Quote Originally Posted by Lurina View Post
I've said this before, but I think the most critical thing to understand about Emet in Shadowbringers is that he's not behaving rationally. During the expansion, he constantly makes contradictory statements about his own beliefs and even his goals - originally he alludes to the "path of lesser tragedy" being about avoiding the Rejoinings, but by the time you're going to confront Vauthry and it seems as though he might actually have to reckon with being proven wrong, he's trying hard to persuade you they would actually be a good thing and that you and the people you love don't have to suffer for them to happen. He also pivots wildly between how much sympathy he has to the Sundered, sometimes calling them subhuman beings and seeming enraged by the very fact they exist, and at other times regarding them affectionately. It's never explicit outside of the Tales Of stories, but he's obviously wracked with self-loathing as a result of his actions, but also feels compelled out of duty to his people to keep pushing forward. He's stuck between a rock and a hard place - he wants more than anything to stop, but can't bring himself to do so.
Yeah, a big thing with Shadowbringers Emet is that while he's often truthful, he's not always honest, and as a result he spends a lot of the expansion subtly twisting his arguments and perspective to do whatever he's trying to achieve in that scene, which is usually just trying to make the Scions question their preconceptions and convictions.

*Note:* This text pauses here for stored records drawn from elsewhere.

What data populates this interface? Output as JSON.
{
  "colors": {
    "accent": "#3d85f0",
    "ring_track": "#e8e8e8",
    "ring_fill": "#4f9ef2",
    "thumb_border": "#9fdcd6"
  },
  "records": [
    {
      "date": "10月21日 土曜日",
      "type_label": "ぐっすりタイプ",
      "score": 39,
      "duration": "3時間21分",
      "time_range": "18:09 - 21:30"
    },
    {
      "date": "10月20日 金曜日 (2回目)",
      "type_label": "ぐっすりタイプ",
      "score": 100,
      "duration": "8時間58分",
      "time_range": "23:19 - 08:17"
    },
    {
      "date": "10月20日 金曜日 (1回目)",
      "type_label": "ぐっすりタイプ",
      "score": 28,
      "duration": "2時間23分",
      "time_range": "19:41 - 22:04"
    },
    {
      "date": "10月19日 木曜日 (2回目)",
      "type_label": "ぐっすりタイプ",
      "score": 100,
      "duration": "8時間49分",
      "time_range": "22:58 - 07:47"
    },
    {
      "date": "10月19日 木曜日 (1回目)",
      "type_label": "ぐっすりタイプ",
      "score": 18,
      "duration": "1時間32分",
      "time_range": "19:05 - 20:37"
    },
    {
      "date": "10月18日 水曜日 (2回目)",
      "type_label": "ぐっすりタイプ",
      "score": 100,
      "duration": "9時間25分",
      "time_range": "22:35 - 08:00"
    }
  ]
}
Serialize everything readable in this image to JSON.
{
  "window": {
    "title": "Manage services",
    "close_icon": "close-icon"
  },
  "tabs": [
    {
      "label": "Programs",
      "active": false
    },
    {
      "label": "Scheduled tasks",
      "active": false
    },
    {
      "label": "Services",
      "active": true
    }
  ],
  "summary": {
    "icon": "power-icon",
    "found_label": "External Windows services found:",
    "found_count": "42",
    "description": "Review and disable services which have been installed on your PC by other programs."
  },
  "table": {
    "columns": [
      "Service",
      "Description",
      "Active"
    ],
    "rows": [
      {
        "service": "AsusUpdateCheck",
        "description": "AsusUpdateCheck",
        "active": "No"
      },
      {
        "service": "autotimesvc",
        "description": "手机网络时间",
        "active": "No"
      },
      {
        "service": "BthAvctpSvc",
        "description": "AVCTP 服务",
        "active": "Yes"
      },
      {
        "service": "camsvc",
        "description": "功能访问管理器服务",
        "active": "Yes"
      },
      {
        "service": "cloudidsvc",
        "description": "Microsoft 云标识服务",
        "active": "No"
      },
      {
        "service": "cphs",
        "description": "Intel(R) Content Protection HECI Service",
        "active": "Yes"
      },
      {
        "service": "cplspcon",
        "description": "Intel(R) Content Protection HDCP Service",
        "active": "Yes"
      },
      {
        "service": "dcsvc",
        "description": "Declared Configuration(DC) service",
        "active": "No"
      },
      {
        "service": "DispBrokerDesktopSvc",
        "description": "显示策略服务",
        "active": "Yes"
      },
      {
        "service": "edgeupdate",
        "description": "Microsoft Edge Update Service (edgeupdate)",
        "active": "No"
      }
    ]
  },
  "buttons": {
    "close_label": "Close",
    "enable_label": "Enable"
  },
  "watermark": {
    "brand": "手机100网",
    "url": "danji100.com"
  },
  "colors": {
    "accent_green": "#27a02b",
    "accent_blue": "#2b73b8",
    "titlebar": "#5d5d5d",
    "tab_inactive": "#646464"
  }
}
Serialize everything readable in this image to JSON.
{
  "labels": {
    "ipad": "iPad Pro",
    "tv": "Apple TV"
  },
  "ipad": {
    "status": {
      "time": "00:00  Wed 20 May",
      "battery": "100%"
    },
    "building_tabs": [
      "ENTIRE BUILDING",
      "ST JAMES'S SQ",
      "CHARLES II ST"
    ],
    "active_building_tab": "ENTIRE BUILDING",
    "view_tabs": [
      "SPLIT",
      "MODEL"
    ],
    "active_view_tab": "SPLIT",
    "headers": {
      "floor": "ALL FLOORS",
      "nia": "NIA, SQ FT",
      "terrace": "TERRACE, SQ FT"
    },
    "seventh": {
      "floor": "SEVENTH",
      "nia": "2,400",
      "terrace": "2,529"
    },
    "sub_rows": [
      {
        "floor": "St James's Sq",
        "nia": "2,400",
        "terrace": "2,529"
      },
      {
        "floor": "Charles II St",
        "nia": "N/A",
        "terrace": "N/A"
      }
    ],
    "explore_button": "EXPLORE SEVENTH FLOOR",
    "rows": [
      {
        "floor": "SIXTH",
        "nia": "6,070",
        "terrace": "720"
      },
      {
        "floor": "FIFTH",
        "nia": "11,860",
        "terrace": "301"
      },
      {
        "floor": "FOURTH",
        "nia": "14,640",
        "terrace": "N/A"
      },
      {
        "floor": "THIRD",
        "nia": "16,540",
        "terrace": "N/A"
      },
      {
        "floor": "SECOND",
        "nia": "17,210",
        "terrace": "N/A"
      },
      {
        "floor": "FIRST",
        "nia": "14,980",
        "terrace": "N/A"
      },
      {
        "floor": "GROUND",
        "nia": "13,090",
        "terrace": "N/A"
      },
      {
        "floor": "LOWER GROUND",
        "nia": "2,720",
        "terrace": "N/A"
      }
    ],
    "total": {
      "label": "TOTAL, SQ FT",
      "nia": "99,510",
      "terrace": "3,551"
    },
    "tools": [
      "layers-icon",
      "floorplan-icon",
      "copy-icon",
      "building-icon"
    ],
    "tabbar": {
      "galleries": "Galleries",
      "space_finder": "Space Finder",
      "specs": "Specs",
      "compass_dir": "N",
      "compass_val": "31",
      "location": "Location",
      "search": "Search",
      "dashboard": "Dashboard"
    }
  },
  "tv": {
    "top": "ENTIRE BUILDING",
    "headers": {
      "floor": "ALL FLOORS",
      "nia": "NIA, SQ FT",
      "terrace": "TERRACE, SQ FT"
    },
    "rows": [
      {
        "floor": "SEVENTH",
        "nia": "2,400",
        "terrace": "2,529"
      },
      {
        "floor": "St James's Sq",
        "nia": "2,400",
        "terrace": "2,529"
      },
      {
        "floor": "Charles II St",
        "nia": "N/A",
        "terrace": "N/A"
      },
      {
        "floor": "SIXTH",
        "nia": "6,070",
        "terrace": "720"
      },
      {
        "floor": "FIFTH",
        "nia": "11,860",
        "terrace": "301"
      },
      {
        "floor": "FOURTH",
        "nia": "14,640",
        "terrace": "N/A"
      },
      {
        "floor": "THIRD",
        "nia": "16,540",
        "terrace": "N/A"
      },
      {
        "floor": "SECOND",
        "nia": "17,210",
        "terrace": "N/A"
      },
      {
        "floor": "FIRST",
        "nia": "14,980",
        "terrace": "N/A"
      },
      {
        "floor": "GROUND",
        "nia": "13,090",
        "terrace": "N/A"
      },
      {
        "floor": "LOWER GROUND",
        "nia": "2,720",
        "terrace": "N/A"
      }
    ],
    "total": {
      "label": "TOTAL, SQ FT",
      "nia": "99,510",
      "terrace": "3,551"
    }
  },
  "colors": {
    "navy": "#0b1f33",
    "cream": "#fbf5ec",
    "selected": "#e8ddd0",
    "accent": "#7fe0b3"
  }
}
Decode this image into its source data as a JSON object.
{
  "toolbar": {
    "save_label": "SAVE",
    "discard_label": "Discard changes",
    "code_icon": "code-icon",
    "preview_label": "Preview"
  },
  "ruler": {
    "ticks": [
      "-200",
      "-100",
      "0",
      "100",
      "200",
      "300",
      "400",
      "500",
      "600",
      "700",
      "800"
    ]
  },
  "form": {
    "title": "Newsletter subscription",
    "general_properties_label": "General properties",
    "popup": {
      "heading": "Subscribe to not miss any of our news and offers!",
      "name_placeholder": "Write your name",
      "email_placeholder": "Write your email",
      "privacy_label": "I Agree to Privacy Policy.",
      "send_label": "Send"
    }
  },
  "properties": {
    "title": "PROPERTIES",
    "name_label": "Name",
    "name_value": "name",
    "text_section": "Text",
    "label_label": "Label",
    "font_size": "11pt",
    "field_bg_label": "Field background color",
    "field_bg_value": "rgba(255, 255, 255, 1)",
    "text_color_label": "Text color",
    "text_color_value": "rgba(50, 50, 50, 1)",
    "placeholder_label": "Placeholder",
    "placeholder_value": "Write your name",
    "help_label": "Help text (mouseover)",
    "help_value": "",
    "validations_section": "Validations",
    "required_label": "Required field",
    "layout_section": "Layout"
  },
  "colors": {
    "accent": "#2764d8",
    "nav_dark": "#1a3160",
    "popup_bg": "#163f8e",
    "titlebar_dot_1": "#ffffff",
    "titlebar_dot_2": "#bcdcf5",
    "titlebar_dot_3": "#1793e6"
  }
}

This makes it pretty hard to take him at his word with regards to any of his actual plans, a lot of what he said about it was subtly contradictory and lacking in detail... because his goal wasn't consistency or specificity, it was to make you think he had a point.

The Ascians as a whole, and Emet specifically, gain a lot from the fact their plan never faced the scrutiny of actually having to happen on-screen. It's very unclear how much he actually cares about the sundered, if they really think this is a kindness to anyone except their own people, how they deal with the Thirteenth, what even happens after the final Rejoining, how many sacrifices have to happen to make all this finish, if the Amaurot they bring back is really ever the same, if they can ever be trusted to not keep sacrificing... but the Ascians never actually had to answer those questions, because they all died before then, so their plan remains an unquestioned theoretical. That's similarly true of Emet's 'test' to us; it doesn't matter what he would've done if he was wrong and we 'passed' his arbitrary test, because we didn't.